I have a question about the failover in the scenario. Let's say that we have two clusters K1 and K2 and configured MM2 replication for TOPIC1 (originally created in just K1).

We configured the active-active replication:

K1->K2.enabled = true
K2->K1.enabled = true
K1->K2.topics = .*
K2->K1.topics = .*

On starting mirror maker 2, I see that topics are replicated from cluster K1 to K2 in the naming format K1.topic_name_here and vice versa for topics from cluster K2 to K1.

I see that there was no topic TOPIC1 created in K2, only K1.TOPIC1 was created. I see this scenario working for consumers, as in the beginning the consumers consume TOPIC1 from cluster K1. When the cluster K1 out of service, fail over happens. Consumers start to consume K1.TOPIC1 from K2.
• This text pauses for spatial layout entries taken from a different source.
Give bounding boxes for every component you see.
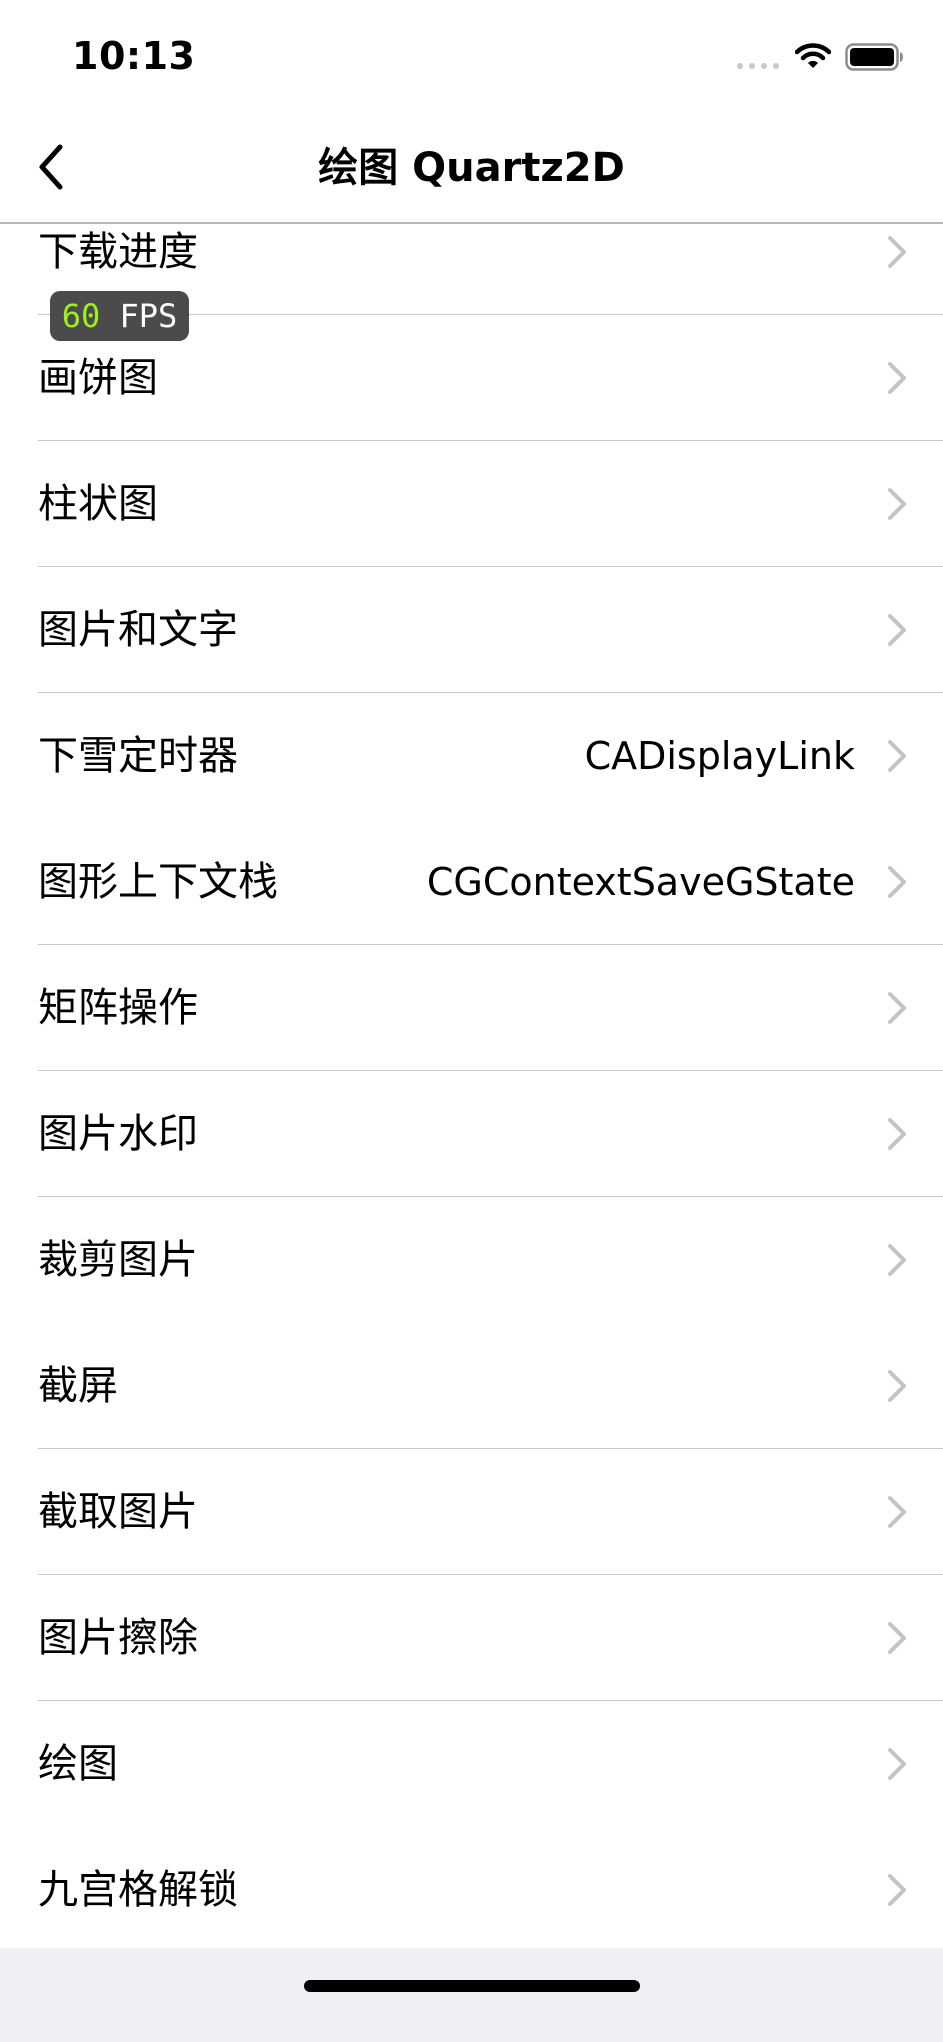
list-item-detail: CADisplayLink [584, 734, 855, 778]
fps-monitor-badge[interactable]: 60 FPS [50, 291, 189, 341]
list-item-image-erase[interactable]: 图片擦除 [0, 1575, 943, 1701]
chevron-right-icon [888, 236, 906, 268]
fps-unit: FPS [100, 297, 178, 335]
home-indicator[interactable] [304, 1980, 640, 1992]
list-item-label: 绘图 [38, 1741, 118, 1787]
chevron-right-icon [888, 362, 906, 394]
list-item-label: 图形上下文栈 [38, 859, 278, 905]
list-item-label: 柱状图 [38, 481, 158, 527]
list-item-matrix-operations[interactable]: 矩阵操作 [0, 945, 943, 1071]
battery-icon [845, 43, 903, 71]
chevron-right-icon [888, 1748, 906, 1780]
list-item-image-and-text[interactable]: 图片和文字 [0, 567, 943, 693]
list-item-crop-image[interactable]: 裁剪图片 [0, 1197, 943, 1323]
table-content: 下载进度 画饼图 柱状图 图片和文字 下雪定时器 CADisplayLink 图… [0, 224, 943, 1948]
chevron-right-icon [888, 1496, 906, 1528]
chevron-right-icon [888, 614, 906, 646]
table-view[interactable]: 下载进度 画饼图 柱状图 图片和文字 下雪定时器 CADisplayLink 图… [0, 224, 943, 1948]
navigation-bar: 绘图 Quartz2D [0, 115, 943, 224]
chevron-right-icon [888, 1622, 906, 1654]
status-time: 10:13 [72, 34, 196, 78]
list-item-label: 九宫格解锁 [38, 1867, 238, 1913]
list-item-label: 截取图片 [38, 1489, 198, 1535]
status-bar: 10:13 [0, 0, 943, 115]
list-item-label: 图片和文字 [38, 607, 238, 653]
chevron-right-icon [888, 866, 906, 898]
chevron-right-icon [888, 740, 906, 772]
page-title: 绘图 Quartz2D [318, 145, 625, 191]
chevron-right-icon [888, 1244, 906, 1276]
list-item-label: 截屏 [38, 1363, 118, 1409]
list-item-label: 裁剪图片 [38, 1237, 198, 1283]
list-item-detail: CGContextSaveGState [426, 860, 855, 904]
chevron-left-icon [39, 144, 63, 190]
fps-value: 60 [61, 297, 101, 335]
list-item-image-watermark[interactable]: 图片水印 [0, 1071, 943, 1197]
wifi-icon [795, 43, 831, 68]
chevron-right-icon [888, 488, 906, 520]
list-item-capture-image[interactable]: 截取图片 [0, 1449, 943, 1575]
chevron-right-icon [888, 1874, 906, 1906]
list-item-drawing[interactable]: 绘图 [0, 1701, 943, 1827]
list-item-label: 图片擦除 [38, 1615, 198, 1661]
table-footer-area [0, 1948, 943, 2042]
chevron-right-icon [888, 1370, 906, 1402]
list-item-label: 下雪定时器 [38, 733, 238, 779]
back-button[interactable] [24, 135, 84, 199]
list-item-label: 图片水印 [38, 1111, 198, 1157]
list-item-screenshot[interactable]: 截屏 [0, 1323, 943, 1449]
list-item-grid-unlock[interactable]: 九宫格解锁 [0, 1827, 943, 1948]
chevron-right-icon [888, 1118, 906, 1150]
list-item-graphics-context-stack[interactable]: 图形上下文栈 CGContextSaveGState [0, 819, 943, 945]
chevron-right-icon [888, 992, 906, 1024]
list-item-bar-chart[interactable]: 柱状图 [0, 441, 943, 567]
list-item-label: 矩阵操作 [38, 985, 198, 1031]
cellular-signal-icon [737, 63, 779, 69]
list-item-snow-timer[interactable]: 下雪定时器 CADisplayLink [0, 693, 943, 819]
My questions are as follows:

  1. For producers, they won't producer to the topic K1.TOPIC1 in cluster K2, my question is how do the producers go about producing data. Do I need to manually create a topic TOPIC1 in cluster K2 and this topic will be used for producing messages to when failover happens.
  2. If the above scenario is true, how do I move back to my primary cluster K1. As, now the topic TOPIC1 in cluster K2 has digressed from the topic TOPIC in K1. How do we sync the messages in this scenario ?
1

1 Answers

2
votes

One way to address that is to introduce the concept of "local" and "remote" topics.
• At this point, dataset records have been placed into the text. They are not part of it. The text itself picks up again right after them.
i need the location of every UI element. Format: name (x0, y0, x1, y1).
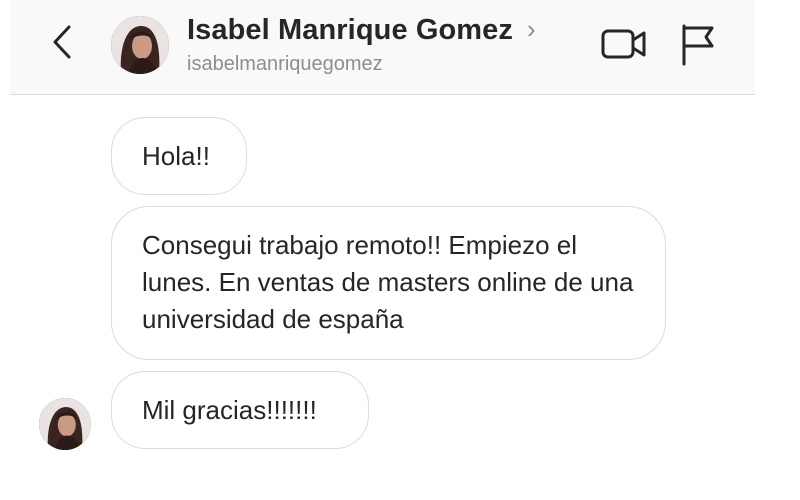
message-bubble[interactable]: Mil gracias!!!!!!! (111, 371, 369, 449)
chat-screen: Isabel Manrique Gomez › isabelmanriquego… (10, 0, 755, 500)
flag-icon (678, 24, 718, 70)
video-call-button[interactable] (600, 24, 648, 64)
contact-name: Isabel Manrique Gomez (187, 14, 514, 46)
back-button[interactable] (46, 22, 78, 66)
message-text: Consegui trabajo remoto!! Empiezo el lun… (142, 230, 634, 334)
message-bubble[interactable]: Hola!! (111, 117, 247, 195)
message-text: Mil gracias!!!!!!! (142, 395, 317, 425)
message-text: Hola!! (142, 141, 210, 171)
screenshot-margin (755, 0, 800, 500)
chat-header: Isabel Manrique Gomez › isabelmanriquego… (10, 0, 755, 95)
chevron-left-icon (51, 24, 73, 65)
video-camera-icon (600, 29, 648, 68)
report-button[interactable] (678, 22, 718, 66)
conversation-title[interactable]: Isabel Manrique Gomez › isabelmanriquego… (187, 14, 536, 76)
sender-avatar[interactable] (39, 398, 91, 450)
message-bubble[interactable]: Consegui trabajo remoto!! Empiezo el lun… (111, 206, 666, 360)
contact-username: isabelmanriquegomez (187, 53, 383, 75)
chevron-right-icon: › (527, 13, 536, 44)
avatar[interactable] (111, 16, 169, 74)
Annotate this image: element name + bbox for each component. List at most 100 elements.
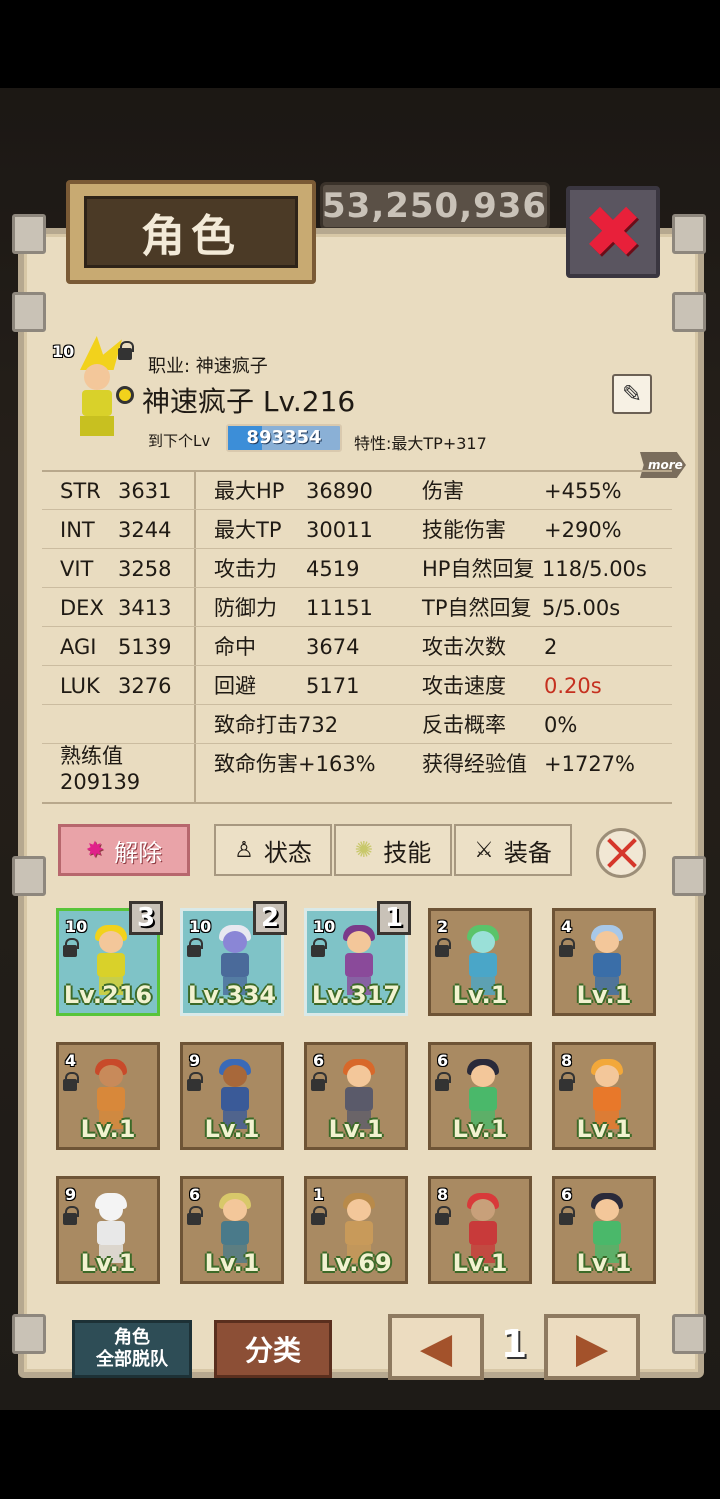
character-slot[interactable]: 10 Lv.334 2 xyxy=(180,901,287,1016)
lock-icon[interactable] xyxy=(311,1072,327,1091)
character-level: Lv.1 xyxy=(80,1249,136,1277)
character-slot[interactable]: 10 Lv.216 3 xyxy=(56,901,163,1016)
prev-page-button[interactable]: ◀ xyxy=(388,1314,484,1380)
sprite-body xyxy=(221,953,249,977)
lock-icon[interactable] xyxy=(435,938,451,957)
portrait-weapon xyxy=(116,386,134,404)
lock-icon[interactable] xyxy=(63,938,79,957)
stat-value: 3674 xyxy=(306,635,360,659)
character-slot[interactable]: 8 Lv.1 xyxy=(428,1176,532,1284)
page-title: 角色 xyxy=(141,211,241,262)
rarity-star-badge: 10 xyxy=(50,336,74,366)
bonus-label: TP自然回复 xyxy=(422,596,532,620)
edit-name-button[interactable]: ✎ xyxy=(612,374,652,414)
release-label: 解除 xyxy=(114,838,163,867)
panel-bolt xyxy=(12,214,46,254)
character-slot[interactable]: 1 Lv.69 xyxy=(304,1176,408,1284)
lock-icon[interactable] xyxy=(311,1206,327,1225)
next-level-label: 到下个Lv xyxy=(148,432,211,450)
sprite-head xyxy=(99,931,123,953)
job-label: 职业: 神速疯子 xyxy=(148,356,268,377)
panel-bolt xyxy=(672,214,706,254)
sprite-head xyxy=(595,1065,619,1087)
stat-label: 最大HP xyxy=(214,479,285,503)
close-button[interactable]: ✖ xyxy=(566,186,660,278)
status-icon: ♙ xyxy=(234,837,254,863)
character-level: Lv.1 xyxy=(204,1115,260,1143)
sprite-head xyxy=(99,1065,123,1087)
party-position-badge: 2 xyxy=(253,901,287,935)
sprite-head xyxy=(99,1199,123,1221)
lock-icon[interactable] xyxy=(435,1206,451,1225)
sprite-body xyxy=(221,1087,249,1111)
stat-label: 致命伤害 xyxy=(214,752,298,776)
bonus-label: HP自然回复 xyxy=(422,557,535,581)
character-level: Lv.1 xyxy=(576,1249,632,1277)
tab-skill[interactable]: ✺ 技能 xyxy=(334,824,452,876)
lock-icon[interactable] xyxy=(187,1072,203,1091)
bonus-label: 伤害 xyxy=(422,479,464,503)
character-slot[interactable]: 4 Lv.1 xyxy=(56,1042,160,1150)
character-slot[interactable]: 6 Lv.1 xyxy=(428,1042,532,1150)
stat-value: 732 xyxy=(298,713,339,737)
panel-bolt xyxy=(12,1314,46,1354)
character-slot[interactable]: 9 Lv.1 xyxy=(56,1176,160,1284)
stats-table: STR 3631 最大HP 36890 伤害 +455% INT 3244 最大TP 30011 技… xyxy=(42,470,672,804)
arrow-right-icon: ▶ xyxy=(575,1322,609,1372)
lock-icon[interactable] xyxy=(63,1072,79,1091)
stat-row: VIT 3258 攻击力 4519 HP自然回复 118/5.00s xyxy=(42,550,672,588)
portrait-body xyxy=(82,390,112,416)
bonus-value: 2 xyxy=(544,635,558,659)
character-slot[interactable]: 2 Lv.1 xyxy=(428,908,532,1016)
rarity-star-badge: 4 xyxy=(63,1045,87,1075)
character-slot[interactable]: 4 Lv.1 xyxy=(552,908,656,1016)
stat-value: 30011 xyxy=(306,518,373,542)
stat-label: 命中 xyxy=(214,635,256,659)
lock-icon[interactable] xyxy=(435,1072,451,1091)
dismiss-all-button[interactable]: 角色 全部脱队 xyxy=(72,1320,192,1378)
character-level: Lv.1 xyxy=(452,1249,508,1277)
party-position-badge: 3 xyxy=(129,901,163,935)
tab-equip[interactable]: ⚔ 装备 xyxy=(454,824,572,876)
bonus-label: 获得经验值 xyxy=(422,752,527,776)
character-slot[interactable]: 8 Lv.1 xyxy=(552,1042,656,1150)
panel-bolt xyxy=(12,856,46,896)
stat-label: 防御力 xyxy=(214,596,277,620)
exp-needed-value: 893354 xyxy=(246,427,322,448)
party-position-badge: 1 xyxy=(377,901,411,935)
lock-icon[interactable] xyxy=(559,1206,575,1225)
tab-skill-label: 技能 xyxy=(383,838,432,867)
character-slot[interactable]: 10 Lv.317 1 xyxy=(304,901,411,1016)
character-slot[interactable]: 6 Lv.1 xyxy=(180,1176,284,1284)
base-stat-label: STR xyxy=(60,479,101,503)
bonus-label: 攻击速度 xyxy=(422,674,506,698)
sell-prohibited-icon[interactable] xyxy=(596,828,646,878)
rarity-star-badge: 8 xyxy=(435,1179,459,1209)
character-level: Lv.317 xyxy=(311,981,401,1009)
lock-icon[interactable] xyxy=(559,938,575,957)
sort-button[interactable]: 分类 xyxy=(214,1320,332,1378)
tab-status[interactable]: ♙ 状态 xyxy=(214,824,332,876)
stat-label: 最大TP xyxy=(214,518,282,542)
lock-icon[interactable] xyxy=(187,938,203,957)
base-stat-value: 3413 xyxy=(118,596,172,620)
character-level: Lv.1 xyxy=(204,1249,260,1277)
lock-icon[interactable] xyxy=(559,1072,575,1091)
sprite-body xyxy=(221,1221,249,1245)
lock-icon[interactable] xyxy=(118,341,134,360)
sprite-head xyxy=(347,931,371,953)
character-slot[interactable]: 9 Lv.1 xyxy=(180,1042,284,1150)
next-page-button[interactable]: ▶ xyxy=(544,1314,640,1380)
title-plate: 角色 xyxy=(66,180,316,284)
bonus-value: +455% xyxy=(544,479,622,503)
lock-icon[interactable] xyxy=(187,1206,203,1225)
bonus-label: 技能伤害 xyxy=(422,518,506,542)
lock-icon[interactable] xyxy=(311,938,327,957)
stat-label: 回避 xyxy=(214,674,256,698)
status-bar xyxy=(0,0,720,88)
character-slot[interactable]: 6 Lv.1 xyxy=(552,1176,656,1284)
character-slot[interactable]: 6 Lv.1 xyxy=(304,1042,408,1150)
rarity-star-badge: 9 xyxy=(187,1045,211,1075)
lock-icon[interactable] xyxy=(63,1206,79,1225)
release-button[interactable]: ✸ 解除 xyxy=(58,824,190,876)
In a cluster, a "local" topic is a topic that you created in this cluster. A "remote" topic is a topic that was created by MirrorMaker2 and is typically prefixed (or suffixed) with a cluster alias, for example K1.TOPIC1.
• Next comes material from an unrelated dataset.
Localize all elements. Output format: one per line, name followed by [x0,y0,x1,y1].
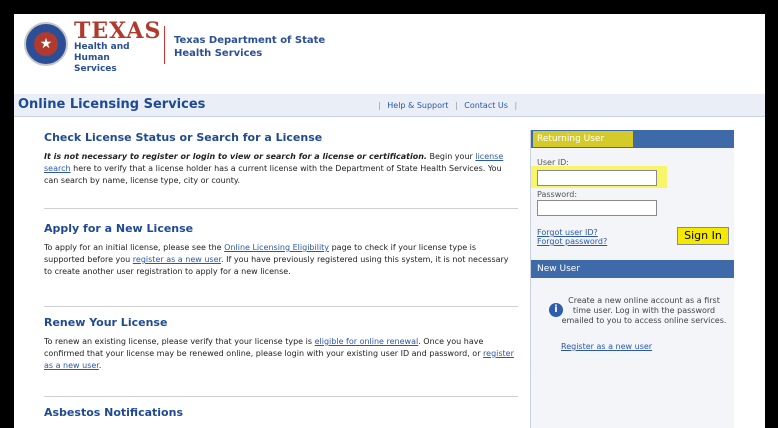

Then to prevent "local" and "remote" topics from diverging, have your producers always produce to "local" topics and have consumers subscribed to both "local" and "remote" topics.

In your example:

  • Producers always use TOPIC1 whether they are connected to K1 or K2.
  • Consumers subscribe to TOPIC1, K1.TOPIC1, K2.TOPIC1 (you can also use a pattern, such as .*TOPIC1)

If you want to preserve strict ordering, when switching clusters, you can make your consumers drain the remote topics first and then consume from the local topics.